読書感想 かもめのジョナサン
リチャード バック (著), Richard Bach (原著), 五木 寛之 (翻訳)
かもめのジョナサン、名前はよく聞くけれど有名なんだろうなーと思いつつ今まで読んだことが無かった。
よだかの星的なものを想像してた。
もしくは第三者の人間の視点に寄る変わったカモメの観察物語的な話だと思ってた。
全然違った。
☆物語の内容
若いカモメジョナサンは自らの人生を餌を漁ることではなく、早く飛ぶことに意義があると見出し、仲間たちの失笑や失望を買いながらひたすら毎日飛ぶ練習に明け暮れる。
ここでジョナサンが両親に咎められたり、まともなカモメになれと言われているところが絵本チックだった。
途中で高いところから飛び降りて300キロで飛び始めたけれどまあ目を瞑った。カモメの体感からすれば80キロでもそのくらいの負荷がかかるのだろう、きっと。
ジョナサンは飛ぶ練習の果てに仲間たちの群れに高スピードで突っ込んで幸いにも死人(死鳥?)は出なかったが長老の怒りを買いジョナサンは群れを永久追放される。
ジョナサンがなんでだ!?って驚愕していたけれど群れにそんな突っ込んだら普通にダメだろ。暴走車レベルだよ。
彼が通報された理由は他のカモメを殺しかけたから……ではなく、ヤバイ飛行ばっかりしてるから。
ジョナサンは群れから追放されてストイックにひとり飛ぶ練習を続ける。飛ぶ喜びや向上心に目覚めていたお陰でジョナサンはカモメの寿命よりもはるか長く生きることになる。
そんなある日、ジョナサンの元に二羽の超飛ぶのが上手いカモメがやってくる。
そのカモメがジョナサンを飛ぶことだけを考えるカモメたちの群れに連れて行く。
この群れは全員元居た群れから離れてやって来た飛行狂のカモメたち。そこの長老カモメは仙人級にすごいらしい。
長老が瞬間移動したり地球ではない惑星にワープし始めた時点でもうこれは童話だとかカモメの話だとかそういった言い訳をしながら読むのをやめた。もう何も考えなくなった。さらに飛ぶ修行を積み考え方を解放すれば過去や未来にも飛べるらしい。すげー。

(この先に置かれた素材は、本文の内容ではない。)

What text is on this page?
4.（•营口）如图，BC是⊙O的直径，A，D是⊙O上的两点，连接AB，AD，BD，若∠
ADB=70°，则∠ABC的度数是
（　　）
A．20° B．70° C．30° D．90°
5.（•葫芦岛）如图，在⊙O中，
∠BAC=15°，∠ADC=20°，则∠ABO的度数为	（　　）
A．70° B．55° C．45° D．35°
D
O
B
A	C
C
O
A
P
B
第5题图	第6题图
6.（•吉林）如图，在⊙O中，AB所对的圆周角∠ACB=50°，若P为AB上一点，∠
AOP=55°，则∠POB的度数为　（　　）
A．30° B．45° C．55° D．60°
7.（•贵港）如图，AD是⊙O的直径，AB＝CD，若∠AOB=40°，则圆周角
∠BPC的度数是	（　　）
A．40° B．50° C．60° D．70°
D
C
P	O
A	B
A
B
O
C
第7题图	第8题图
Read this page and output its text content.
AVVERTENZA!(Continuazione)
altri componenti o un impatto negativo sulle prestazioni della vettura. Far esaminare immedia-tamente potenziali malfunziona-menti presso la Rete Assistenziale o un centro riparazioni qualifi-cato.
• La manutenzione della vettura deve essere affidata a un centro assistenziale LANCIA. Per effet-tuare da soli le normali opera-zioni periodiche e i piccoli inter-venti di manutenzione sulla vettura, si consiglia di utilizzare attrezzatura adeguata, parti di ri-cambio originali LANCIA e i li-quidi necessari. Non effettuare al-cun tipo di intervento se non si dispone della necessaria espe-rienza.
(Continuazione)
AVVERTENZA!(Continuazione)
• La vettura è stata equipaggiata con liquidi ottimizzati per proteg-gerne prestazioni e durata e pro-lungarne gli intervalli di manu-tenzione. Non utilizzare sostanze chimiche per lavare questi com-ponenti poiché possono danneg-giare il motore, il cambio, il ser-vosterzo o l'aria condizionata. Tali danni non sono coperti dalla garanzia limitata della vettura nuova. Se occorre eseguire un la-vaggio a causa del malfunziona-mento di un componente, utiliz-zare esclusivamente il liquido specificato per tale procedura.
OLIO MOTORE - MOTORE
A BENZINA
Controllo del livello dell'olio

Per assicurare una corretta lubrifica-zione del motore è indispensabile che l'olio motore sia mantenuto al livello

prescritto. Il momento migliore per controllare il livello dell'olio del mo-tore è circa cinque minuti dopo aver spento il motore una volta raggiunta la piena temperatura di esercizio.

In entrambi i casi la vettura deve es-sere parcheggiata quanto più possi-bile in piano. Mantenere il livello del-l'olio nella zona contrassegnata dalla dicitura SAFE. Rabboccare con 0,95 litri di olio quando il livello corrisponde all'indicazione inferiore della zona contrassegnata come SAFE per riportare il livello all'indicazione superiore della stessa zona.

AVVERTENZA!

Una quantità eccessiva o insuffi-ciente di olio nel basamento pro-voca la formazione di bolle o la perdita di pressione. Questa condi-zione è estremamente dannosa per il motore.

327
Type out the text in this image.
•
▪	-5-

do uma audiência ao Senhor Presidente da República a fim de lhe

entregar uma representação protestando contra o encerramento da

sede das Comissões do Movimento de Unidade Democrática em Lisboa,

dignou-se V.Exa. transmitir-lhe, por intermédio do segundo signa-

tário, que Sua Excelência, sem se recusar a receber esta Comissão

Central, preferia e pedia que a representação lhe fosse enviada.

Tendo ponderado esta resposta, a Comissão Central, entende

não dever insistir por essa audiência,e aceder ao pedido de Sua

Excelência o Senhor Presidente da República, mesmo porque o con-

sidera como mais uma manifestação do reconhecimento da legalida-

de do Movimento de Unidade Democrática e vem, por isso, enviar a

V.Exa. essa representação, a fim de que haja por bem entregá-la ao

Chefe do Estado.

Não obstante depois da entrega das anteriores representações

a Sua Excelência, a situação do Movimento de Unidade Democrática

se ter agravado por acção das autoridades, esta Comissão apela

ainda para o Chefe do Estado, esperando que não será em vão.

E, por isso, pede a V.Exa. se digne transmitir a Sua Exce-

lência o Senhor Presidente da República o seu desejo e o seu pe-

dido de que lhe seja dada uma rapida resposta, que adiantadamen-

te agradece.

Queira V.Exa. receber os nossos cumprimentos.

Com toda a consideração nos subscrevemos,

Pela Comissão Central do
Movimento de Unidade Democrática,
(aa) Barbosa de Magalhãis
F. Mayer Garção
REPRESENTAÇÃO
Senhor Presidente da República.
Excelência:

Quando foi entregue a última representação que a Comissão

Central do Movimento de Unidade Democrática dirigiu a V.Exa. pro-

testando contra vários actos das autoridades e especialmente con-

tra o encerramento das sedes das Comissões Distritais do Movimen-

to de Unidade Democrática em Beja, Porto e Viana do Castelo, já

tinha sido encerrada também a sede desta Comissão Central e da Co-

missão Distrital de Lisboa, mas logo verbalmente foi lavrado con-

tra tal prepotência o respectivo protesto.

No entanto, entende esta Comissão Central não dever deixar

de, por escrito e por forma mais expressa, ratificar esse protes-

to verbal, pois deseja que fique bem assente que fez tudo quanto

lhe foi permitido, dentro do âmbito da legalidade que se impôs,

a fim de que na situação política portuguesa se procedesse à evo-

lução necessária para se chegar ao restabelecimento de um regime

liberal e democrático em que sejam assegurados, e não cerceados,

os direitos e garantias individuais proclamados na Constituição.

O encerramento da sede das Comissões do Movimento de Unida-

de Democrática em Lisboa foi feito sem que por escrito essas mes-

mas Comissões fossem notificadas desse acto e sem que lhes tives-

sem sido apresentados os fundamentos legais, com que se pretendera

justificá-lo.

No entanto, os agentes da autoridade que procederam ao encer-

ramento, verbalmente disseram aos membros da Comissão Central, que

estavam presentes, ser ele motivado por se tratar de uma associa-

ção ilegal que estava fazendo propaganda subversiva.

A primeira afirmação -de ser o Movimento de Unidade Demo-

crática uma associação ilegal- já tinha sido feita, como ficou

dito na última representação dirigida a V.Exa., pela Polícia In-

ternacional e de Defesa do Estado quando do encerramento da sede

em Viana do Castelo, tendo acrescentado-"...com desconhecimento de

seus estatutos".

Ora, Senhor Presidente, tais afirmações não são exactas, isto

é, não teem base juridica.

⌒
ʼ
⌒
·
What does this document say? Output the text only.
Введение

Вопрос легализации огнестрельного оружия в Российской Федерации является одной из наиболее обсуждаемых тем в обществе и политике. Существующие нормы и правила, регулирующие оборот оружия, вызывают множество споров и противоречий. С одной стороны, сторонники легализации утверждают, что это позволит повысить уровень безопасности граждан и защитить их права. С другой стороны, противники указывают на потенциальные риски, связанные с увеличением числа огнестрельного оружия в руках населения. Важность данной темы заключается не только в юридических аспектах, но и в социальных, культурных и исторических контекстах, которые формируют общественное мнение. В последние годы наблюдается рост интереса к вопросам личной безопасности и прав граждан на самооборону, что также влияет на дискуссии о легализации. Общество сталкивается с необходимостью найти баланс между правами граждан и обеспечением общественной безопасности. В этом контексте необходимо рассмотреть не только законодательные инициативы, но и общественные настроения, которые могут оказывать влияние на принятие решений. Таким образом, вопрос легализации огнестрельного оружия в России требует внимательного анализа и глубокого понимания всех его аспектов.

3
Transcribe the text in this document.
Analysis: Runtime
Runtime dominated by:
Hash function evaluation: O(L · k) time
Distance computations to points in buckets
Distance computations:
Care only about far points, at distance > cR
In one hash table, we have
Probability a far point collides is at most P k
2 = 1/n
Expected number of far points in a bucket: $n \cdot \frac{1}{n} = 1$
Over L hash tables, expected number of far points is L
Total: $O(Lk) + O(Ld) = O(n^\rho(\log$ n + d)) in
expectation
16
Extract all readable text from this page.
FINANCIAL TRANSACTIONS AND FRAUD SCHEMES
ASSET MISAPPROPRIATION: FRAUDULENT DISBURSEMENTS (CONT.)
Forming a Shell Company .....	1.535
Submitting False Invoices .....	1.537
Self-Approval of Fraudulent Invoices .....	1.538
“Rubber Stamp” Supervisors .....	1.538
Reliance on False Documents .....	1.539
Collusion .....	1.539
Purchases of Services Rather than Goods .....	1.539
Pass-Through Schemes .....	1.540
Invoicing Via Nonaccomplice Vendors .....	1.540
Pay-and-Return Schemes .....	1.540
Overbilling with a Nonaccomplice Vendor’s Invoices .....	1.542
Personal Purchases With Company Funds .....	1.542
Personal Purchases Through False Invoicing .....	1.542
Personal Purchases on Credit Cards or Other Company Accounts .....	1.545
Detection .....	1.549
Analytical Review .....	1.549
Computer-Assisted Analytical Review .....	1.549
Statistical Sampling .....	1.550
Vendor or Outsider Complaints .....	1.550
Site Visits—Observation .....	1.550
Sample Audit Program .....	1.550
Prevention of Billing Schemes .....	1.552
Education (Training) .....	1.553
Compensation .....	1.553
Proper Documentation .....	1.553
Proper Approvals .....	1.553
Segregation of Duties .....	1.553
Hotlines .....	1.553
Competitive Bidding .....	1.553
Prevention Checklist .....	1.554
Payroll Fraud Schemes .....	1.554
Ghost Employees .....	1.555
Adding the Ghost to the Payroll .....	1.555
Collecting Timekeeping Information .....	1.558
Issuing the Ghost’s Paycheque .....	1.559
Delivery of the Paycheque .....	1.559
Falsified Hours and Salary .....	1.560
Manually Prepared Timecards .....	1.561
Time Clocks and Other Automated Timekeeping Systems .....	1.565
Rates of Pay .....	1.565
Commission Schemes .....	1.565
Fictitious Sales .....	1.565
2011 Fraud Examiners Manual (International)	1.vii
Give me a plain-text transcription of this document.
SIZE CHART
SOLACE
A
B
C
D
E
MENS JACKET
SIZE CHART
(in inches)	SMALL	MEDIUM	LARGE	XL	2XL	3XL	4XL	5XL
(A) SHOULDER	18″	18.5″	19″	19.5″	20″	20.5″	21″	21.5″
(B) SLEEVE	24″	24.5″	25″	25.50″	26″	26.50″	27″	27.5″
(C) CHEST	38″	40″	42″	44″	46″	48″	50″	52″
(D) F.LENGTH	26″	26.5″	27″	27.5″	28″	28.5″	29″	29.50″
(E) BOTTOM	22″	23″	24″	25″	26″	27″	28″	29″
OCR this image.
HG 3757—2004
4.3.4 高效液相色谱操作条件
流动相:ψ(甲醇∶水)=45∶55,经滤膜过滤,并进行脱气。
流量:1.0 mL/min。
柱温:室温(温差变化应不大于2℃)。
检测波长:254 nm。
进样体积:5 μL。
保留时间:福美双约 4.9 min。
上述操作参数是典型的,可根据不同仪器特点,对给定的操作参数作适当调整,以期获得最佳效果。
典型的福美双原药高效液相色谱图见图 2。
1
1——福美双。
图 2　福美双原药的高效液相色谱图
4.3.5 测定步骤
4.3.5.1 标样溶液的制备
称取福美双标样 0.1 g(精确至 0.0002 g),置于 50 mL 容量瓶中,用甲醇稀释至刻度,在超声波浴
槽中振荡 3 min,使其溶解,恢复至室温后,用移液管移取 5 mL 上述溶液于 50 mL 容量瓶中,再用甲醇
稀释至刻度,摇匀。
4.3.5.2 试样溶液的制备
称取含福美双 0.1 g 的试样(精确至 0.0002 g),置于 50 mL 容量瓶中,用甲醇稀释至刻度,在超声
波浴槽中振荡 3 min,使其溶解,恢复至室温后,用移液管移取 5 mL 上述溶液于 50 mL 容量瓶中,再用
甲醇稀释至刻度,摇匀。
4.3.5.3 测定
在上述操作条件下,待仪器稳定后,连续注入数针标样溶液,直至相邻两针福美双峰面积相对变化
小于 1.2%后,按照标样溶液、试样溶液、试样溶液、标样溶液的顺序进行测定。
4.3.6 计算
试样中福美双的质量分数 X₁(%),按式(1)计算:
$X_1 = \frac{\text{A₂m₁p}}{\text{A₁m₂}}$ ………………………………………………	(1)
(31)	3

修行を積んでジョナサンは超飛べるようになって長老からエールをもらい長老は自らの使命を全うして寿命により死ぬ。散り際に光り輝いて神々しく消えたけどもう何も言うまい。
ジョナサンは追放された元いた群れの鳥に飛ぶ喜びを伝えたい……と思い彼らの元へ飛び立つ。そこには同じくかつてのジョナサンと同じく飛ぶことに憧れている若きカモメが一匹いた。
ジョナサンは彼に飛ぶ手ほどきを始める。
彼から始まりやがて数羽、ジョナサンに付いて行くカモメが現れる。
なんやかんやあって最終的にはジョナサンの一番弟子が死んだけれど飛びたいという願いから復活したり、翼の片翼ないカモメが飛びたいという気持ちだけで飛べるようになったりしてジョナサンはカモメの群れから神か!?悪魔か!?と恐れられる。
ジョナサンは「神になりたいんじゃない、自分と同じように飛びたい者を残したいだけだ(意訳)」とそう弟子に告げる。また自らの寿命が来ることを悟り一番弟子に自分の意志を託して光となり消えるのであった——
END
すごい話を見つけてしまった……
途中もはや宗教勧誘の冊子レベルだった。
瞬間移動って。少年誌の修行内容じゃん。ジョナサンジョースターじゃん。
これ出版した1970年当時は売れなくてしばらくしてからヒットしたそうだけれど「やべーカモメの本があるぞ」って流行ったんじゃないかなあ……
序盤のジョナサンの飛び方に対する姿勢や考え方は自己啓発本を物語調にしているようでチーズはどこへ消えた?を読んでいる感覚だった。後半は言わずもがな宗教本。
これが分厚い本だったら辛いけど数十ページなので読み切れた。
今度鳥好きな友人にも「可愛いカモメの本だヨー」って言って勧めてみよう。